Earlier this month, over 30 employees of West Virginia’s Division of Corrections and Rehabilitation were suspended over a photo clearly showing its latest class of prison guard trainees making stiff-armed Nazi salutes.
The caption above the photo of the group of guards reads “Hail Byrd!”, the name of the class’ training instructor. No word on whether “Byrd” was one of the two trainers summarily fired after the incident.
Meanwhile, an investigation into how 30 men got caught up into the spirit of fascism continues. It’s likely that every one of the 30 trainees who “cosplayed” their fealty to the Third Reich while wearing fresh new prison officer uniforms will lose their job. Law enforcement photographed acting like Hitler Youth is unacceptable on the most primal of levels — as it should be.
In recent years, high school senior yearbook photos have featured students doing Nazi salutes, but not with the same choreographed panache as West Virginia prison guards.
High school students who may have just completed a unit on World War II are still enough in touch with notions of right and wrong to know they’re doing something vaguely antisocial.
When high school kids are caught being fashionably fascist, they’re still young enough to claim that they weren’t really saluting Hitler as much as waving at mom standing just outside the frame of the picture. That’s because there’s little ambiguity about the meaning of Nazi salutes.
Still, there are plenty of Americans of all ages who love Hitler but don’t quite have the courage of their convictions to state it publicly. They leave the stiff-armed Hitler salutes to morons and pranksters.

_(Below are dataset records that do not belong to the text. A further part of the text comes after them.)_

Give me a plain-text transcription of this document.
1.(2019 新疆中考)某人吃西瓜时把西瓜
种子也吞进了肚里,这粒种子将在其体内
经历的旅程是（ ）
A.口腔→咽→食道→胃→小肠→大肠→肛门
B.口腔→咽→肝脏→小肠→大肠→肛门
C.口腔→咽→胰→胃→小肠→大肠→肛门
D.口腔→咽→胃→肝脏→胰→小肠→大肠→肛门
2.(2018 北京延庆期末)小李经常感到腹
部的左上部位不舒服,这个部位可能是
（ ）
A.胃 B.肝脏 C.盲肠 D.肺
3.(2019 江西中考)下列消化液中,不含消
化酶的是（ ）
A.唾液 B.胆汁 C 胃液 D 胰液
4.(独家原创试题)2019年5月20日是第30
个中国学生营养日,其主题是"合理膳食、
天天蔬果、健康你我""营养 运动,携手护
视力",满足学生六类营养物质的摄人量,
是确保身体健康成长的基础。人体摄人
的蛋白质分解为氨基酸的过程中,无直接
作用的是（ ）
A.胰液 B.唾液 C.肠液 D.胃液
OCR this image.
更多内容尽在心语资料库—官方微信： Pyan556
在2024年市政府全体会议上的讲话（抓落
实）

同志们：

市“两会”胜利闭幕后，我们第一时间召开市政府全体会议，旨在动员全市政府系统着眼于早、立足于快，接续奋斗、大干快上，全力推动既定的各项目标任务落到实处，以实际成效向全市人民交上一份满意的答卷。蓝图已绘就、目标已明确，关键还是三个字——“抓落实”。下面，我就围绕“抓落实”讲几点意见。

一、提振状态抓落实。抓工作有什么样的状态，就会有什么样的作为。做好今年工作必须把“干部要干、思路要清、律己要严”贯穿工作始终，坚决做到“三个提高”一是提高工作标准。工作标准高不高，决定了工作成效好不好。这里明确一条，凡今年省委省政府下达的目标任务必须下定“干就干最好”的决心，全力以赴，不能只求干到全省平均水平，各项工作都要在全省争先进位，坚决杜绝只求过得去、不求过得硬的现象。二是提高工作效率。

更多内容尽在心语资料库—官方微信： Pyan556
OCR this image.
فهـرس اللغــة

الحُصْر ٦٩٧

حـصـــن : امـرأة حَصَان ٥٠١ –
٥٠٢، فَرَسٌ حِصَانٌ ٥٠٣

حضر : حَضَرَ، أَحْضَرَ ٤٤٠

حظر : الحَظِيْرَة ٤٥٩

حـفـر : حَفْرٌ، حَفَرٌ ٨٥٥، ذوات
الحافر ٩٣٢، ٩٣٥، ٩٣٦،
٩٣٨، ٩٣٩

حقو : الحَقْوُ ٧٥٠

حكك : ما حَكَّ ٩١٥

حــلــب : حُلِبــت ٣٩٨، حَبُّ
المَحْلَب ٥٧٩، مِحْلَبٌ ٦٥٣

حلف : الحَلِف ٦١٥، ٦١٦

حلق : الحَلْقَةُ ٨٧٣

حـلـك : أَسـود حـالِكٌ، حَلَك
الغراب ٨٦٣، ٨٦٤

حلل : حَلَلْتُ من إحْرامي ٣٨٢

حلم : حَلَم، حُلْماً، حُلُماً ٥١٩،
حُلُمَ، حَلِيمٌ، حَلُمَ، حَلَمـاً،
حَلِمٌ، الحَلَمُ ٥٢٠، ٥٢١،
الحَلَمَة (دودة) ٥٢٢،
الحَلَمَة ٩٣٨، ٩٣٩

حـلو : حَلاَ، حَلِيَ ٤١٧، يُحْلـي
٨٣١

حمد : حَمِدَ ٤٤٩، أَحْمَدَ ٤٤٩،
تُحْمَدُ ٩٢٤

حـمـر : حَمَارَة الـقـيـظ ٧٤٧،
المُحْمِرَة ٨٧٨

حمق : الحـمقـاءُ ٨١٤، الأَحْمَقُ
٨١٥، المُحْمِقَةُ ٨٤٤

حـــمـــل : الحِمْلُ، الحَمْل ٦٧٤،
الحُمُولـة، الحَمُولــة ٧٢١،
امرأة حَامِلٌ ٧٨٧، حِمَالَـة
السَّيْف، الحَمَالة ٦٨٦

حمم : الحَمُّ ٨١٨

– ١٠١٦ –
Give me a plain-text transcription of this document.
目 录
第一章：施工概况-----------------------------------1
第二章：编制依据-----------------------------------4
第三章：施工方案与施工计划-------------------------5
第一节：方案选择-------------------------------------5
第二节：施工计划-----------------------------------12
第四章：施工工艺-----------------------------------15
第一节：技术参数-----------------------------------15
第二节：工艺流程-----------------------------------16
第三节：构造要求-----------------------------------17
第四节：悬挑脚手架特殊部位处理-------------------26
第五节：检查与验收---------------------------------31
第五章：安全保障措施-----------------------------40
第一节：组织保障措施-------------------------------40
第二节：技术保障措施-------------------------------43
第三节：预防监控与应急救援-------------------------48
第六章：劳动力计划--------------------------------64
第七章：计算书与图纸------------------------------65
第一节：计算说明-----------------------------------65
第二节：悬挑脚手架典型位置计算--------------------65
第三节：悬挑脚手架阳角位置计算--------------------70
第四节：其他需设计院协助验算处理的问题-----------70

The preferred expression of allegiance to white power these days is an upside down “OK” symbol, made pressing the thumb and forefinger together to form a circle while the remaining fingers point down. The hand has to be kept below the waist. It’s a move you really have to think about because it requires racist intent to flash an upside-down OK.
Over the weekend, the United States Military Academy announced it had appointed a “preliminary inquiry officer to conduct an internal investigation into the hand gestures” made by Army cadets and Navy midshipmen during a nationally televised pregame show during Saturday’s Army-Navy football game in Philadelphia.
Because President Donald Trump was at the game, the white power hand gestures were more ubiquitous than usual (or folks simply notice them more because of the tenor of the times).
After years of denial, the U.S. Military Academy realizes that it has a problem with white supremacists in the ranks and has vowed to root them out.
The racists already in place can influence recruits who aren’t sophisticated enough to make the connection between America’s fight against Hitler’s Germany in WWII, the racist ideology embodied by Pepe the Frog, and the suburbanized American fascists who befriended and taught them the white power sign in the first place.
Flashing signs of their intolerance is just a game these young cadets and midshipmen are playing — or so they think. Like the seniors in the yearbook photos, or even the older “Hail Byrd!” gang in West Virginia, they don’t see how their gestures supporting the memes of white power can threaten the fabric of our society.
It would never occur to them to ask why Milo Yiannopoulos, the former Breitbart editor and alt-right provocateur, uses the gesture to gin up his ever decreasing crowds of supporters. The American Nazi Richard B. Spencer uses both Hitler salutes and the white power thumb-and-forefinger to signal to his followers what he’s about.
Roger Stone, the recently convicted political adviser and friend of Mr. Trump, was photographed with the far-right group the Proud Boys in 2018 flashing the white power sign. Presidential adviser and suspected white nationalist Stephen Miller, recently exposed for his regular pre-White House contacts with Breitbart.com, was photographed making the same elaborate hand gestures years ago, though he maintains that he was doing no such thing, contrary to all photographic evidence.
Then there are all of the “nobodies” who generate instant notoriety by doing the hand gestures and finger signs in photographs and on TV: the Coast Guard officer who used the sign during an MSNBC show and the four cops in Jasper, Ala., who thought it would be funny to flash the signs and preserve the photographic evidence that got them fired.
On the other extreme is the white supremacist in New Zealand who killed 51 Muslims earlier this year. During his trial, he flashed the upside-down white power sign to reporters and court officers determining his fate.
Despite a few voices on the right accusing the left of being “easily triggered” by cartoons and OK signs, in March, the Anti-Defamation League officially classified the gesture as a “hate sign.” The ADL and other civil rights organizations now track the outbreaks and uses of this gesture across the culture.
None of this is a surprise or even disputable in hardcore hate circles. They’re proud of the fact that a once innocuous gesture that began on 4Chan and other online hate sites as a way to “troll liberals” was quickly appropriated by genuine fascists and Nazis. Once the worst people in America fully embraced it as a racist, anti-Semitic meme, it was only a matter of time before it trickled down to those who merely flirt with “white power” without fully committing to it.
No wonder that the most ahistorical people in our society are able to treat it like a game instead of the serious affront to our national values it represents. They’re too stupid to realize that the upside-down OK gesture they think is so funny is a middle finger to democracy itself.